Study of Long-Term Biocompatibility and Bio-Safety of Implantable Nanogenerators

Abstract

Implantable nanogenerator (i-NG) has shown great promises for enabling self-powered implantable medical devices (IMDs). One essential requirement for practical i-NG applications is its long-term bio-compatibility and bio-safety. This paper presents a systematic study of polydimethylsiloxane (PDMS) and PDMS/Parylene-C packaged Polyvinylidene fluoride (PVDF) NGs implanted inside female ICR (Institute of Cancer Research) mice for up to six months. The PVDF NG had a stable in vitro output of 0.3 V when bended for 7200 cycles and an in vivo output of 0.1V under stretching. Multiple advanced imaging techniques, including computed tomography (CT), ultrasound, and photoacoustic were used to characterize the embedded i-NGs in vivo. The i-NGs kept excellent adhesion to the adjacent muscle surface, and exhibited stable electrical output during the entire examine period. No signs of toxicity or incompatibility were observed from the surrounding tissues, as well as from the whole body functions by pathological analyses and blood and serum test. The PDMS package was also able to effectively insulate the i-NG in biological environment with negligible stray currents at a pA scale. This series of in-vivo and in-vitro study confirmed the biological feasibility of using i-NG in vivo for biomechanical energy harvesting.

Keywords: Biocompatibility; Biomechanical energy harvesting; Implantable Nanogenerator; In Vivo imaging; PVDF.

Fig. 1.. NG fabrication and implantation.

(a) Schematic structure of a packaged PVDF i-NG. Inset is a photo of the actual device, where the scale bar is 5 mm. (b) In vitro voltage outputs of a packaged PVDF i-NG when deflected at a frequency of 2Hz. Inset schematically shows deflection direction. (c) Digital photos showing the typical surgery process of NG implantation (i)-(iii), and wound healing situations of the implantation area in the next day (iv) and after six months (v) post-surgery.

Fig. 2.. In vivo CT and ultrasound imaging of i-NGs in ICR mice body.

(a) CT 3D projection images of ICR mice with NG implanted on the top surface of deep muscle near the hip joint. The mouse on the right- and left-hand-side of each pair was implanted with a i-NG packaged by PDMS (yellow circle) and PDMS/Parylene-C (green circle), respectively. (b) Enlarged CT scans of PDMS packaged (left panel) and PDMS/Parylene-C packaged i-NGs (right panel). These devices were obtained after 24 weeks of implantation and cleaned before CT scan. (c) CT transverse images of ICR mice at the 12th week post implantation. The left and right images were from mice implanted with i-NGs packaged by PDMS (yellow circle), and PDMS/Parylene- C (green circle), respectively. (d) Ultrasound imaging of PDMS packaged i-NGs and the surrounding tissues. Images of static (i) and movement state (ii) were presented. (e) Ultrasound imaging of PDMS/Parylene-C packaged i-NGs and the surrounding tissues. Images of static (i) and movement state (ii) were presented.

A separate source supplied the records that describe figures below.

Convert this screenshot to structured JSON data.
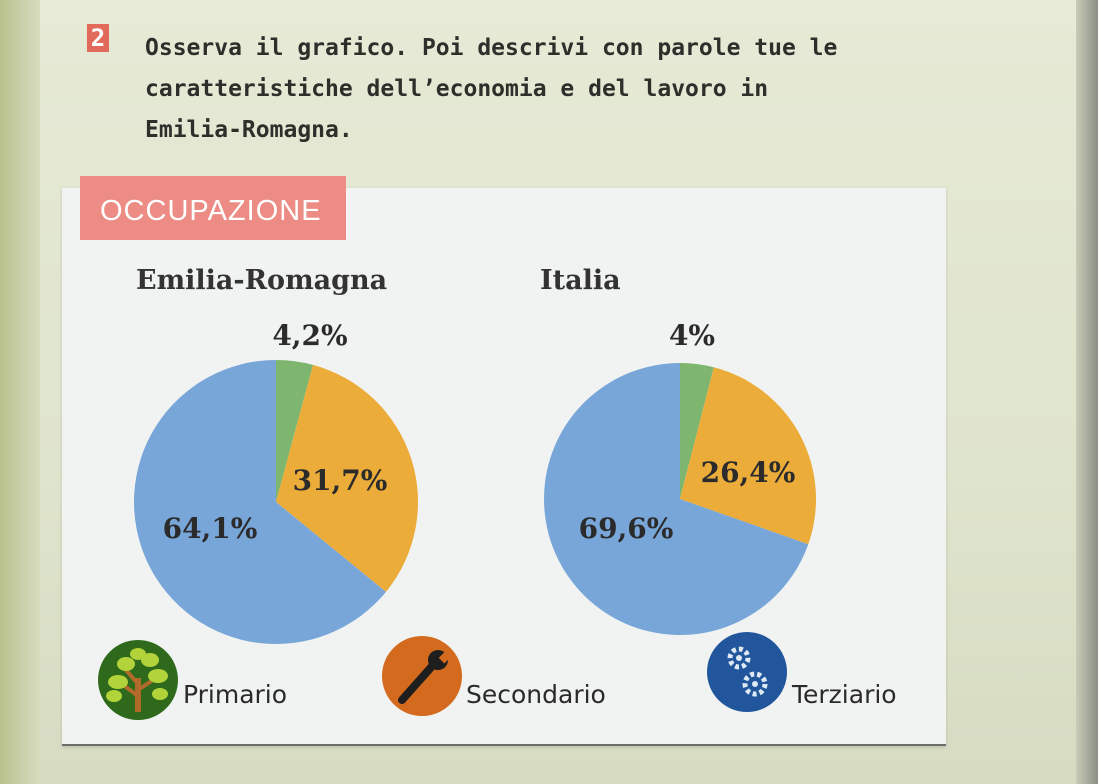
{
  "exercise": {
    "number": "2",
    "lines": [
      "Osserva il grafico. Poi descrivi con parole tue le",
      "caratteristiche dell’economia e del lavoro in",
      "Emilia-Romagna."
    ]
  },
  "section_tag": "OCCUPAZIONE",
  "colors": {
    "primario": "#7fb66f",
    "secondario": "#ecac3a",
    "terziario": "#78a6d8",
    "tag_bg": "#ec8c84",
    "exercise_badge": "#e26a5a"
  },
  "chart_data": [
    {
      "type": "pie",
      "title": "Emilia-Romagna",
      "categories": [
        "Primario",
        "Secondario",
        "Terziario"
      ],
      "values": [
        4.2,
        31.7,
        64.1
      ],
      "value_labels": [
        "4,2%",
        "31,7%",
        "64,1%"
      ],
      "start": "top",
      "direction": "clockwise"
    },
    {
      "type": "pie",
      "title": "Italia",
      "categories": [
        "Primario",
        "Secondario",
        "Terziario"
      ],
      "values": [
        4.0,
        26.4,
        69.6
      ],
      "value_labels": [
        "4%",
        "26,4%",
        "69,6%"
      ],
      "start": "top",
      "direction": "clockwise"
    }
  ],
  "legend": [
    {
      "label": "Primario",
      "icon": "tree-icon",
      "color": "#2f6a1c"
    },
    {
      "label": "Secondario",
      "icon": "wrench-icon",
      "color": "#d36a1d"
    },
    {
      "label": "Terziario",
      "icon": "gears-icon",
      "color": "#21569c"
    }
  ]
}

Fig. 3.. H&E staining of regional tissue from skin to deep layer muscle.

Sham sample from a mouse without implantation (a) and sliced samples from mice implanted with PDMS- and Parylene-C-packaged NGs for 2 weeks (b and c), 4 weeks (d and e), 12 weeks (f and g), and 24 weeks (h and i), respectively. A gap between connective tissue and deep muscle was found in each mouse, which indicated the location of the i-NG.

Fig. 4.. Periodical blood and serum test results.

Blue and orange bars represented i-NGs packaged with PDMS and PDMS/Parylene-C, respectively. The normal range is marked in between two violet dashed lines. The inflammation factors including white lymphocytes (LYM), blood cells (WBC), monocytes (MON), neutrophile granulocyte (NEU) and neutrophile granulocyte percentage (NEU percentage). The red blood cells (RBC) and hemoglobin (HGB) were related to anemia. For other remaining values, the blood urea nitrogen (BUN), serum creatinine (SCr) are correlated to kidney function while aspartate transaminase (AST) and alanine transaminase (ALT) are linked to liver function. The changes of platelets (PLT) represented the coagulation function after surgery.

Fig. 5.. I-NG performance stability investigation.

(a) In vitro voltage outputs of PDMS and PDMS/Parylene-C packaged i-NGs after they were taken out from sacrificed mice at different time frames. (b) Stability of voltage outputs as a function of time for i-NGs with different packaging strategies. The purple and red bars represent i-NGs with PDMS and PDMS/Parylene- C package, respectively. (c) Leakage current test of PDMS-package NGs over 21 days. Upper figure is the input current signal (provided by the function generator). Bottom figure is the corresponding leakage current measured between the NG surface and ground.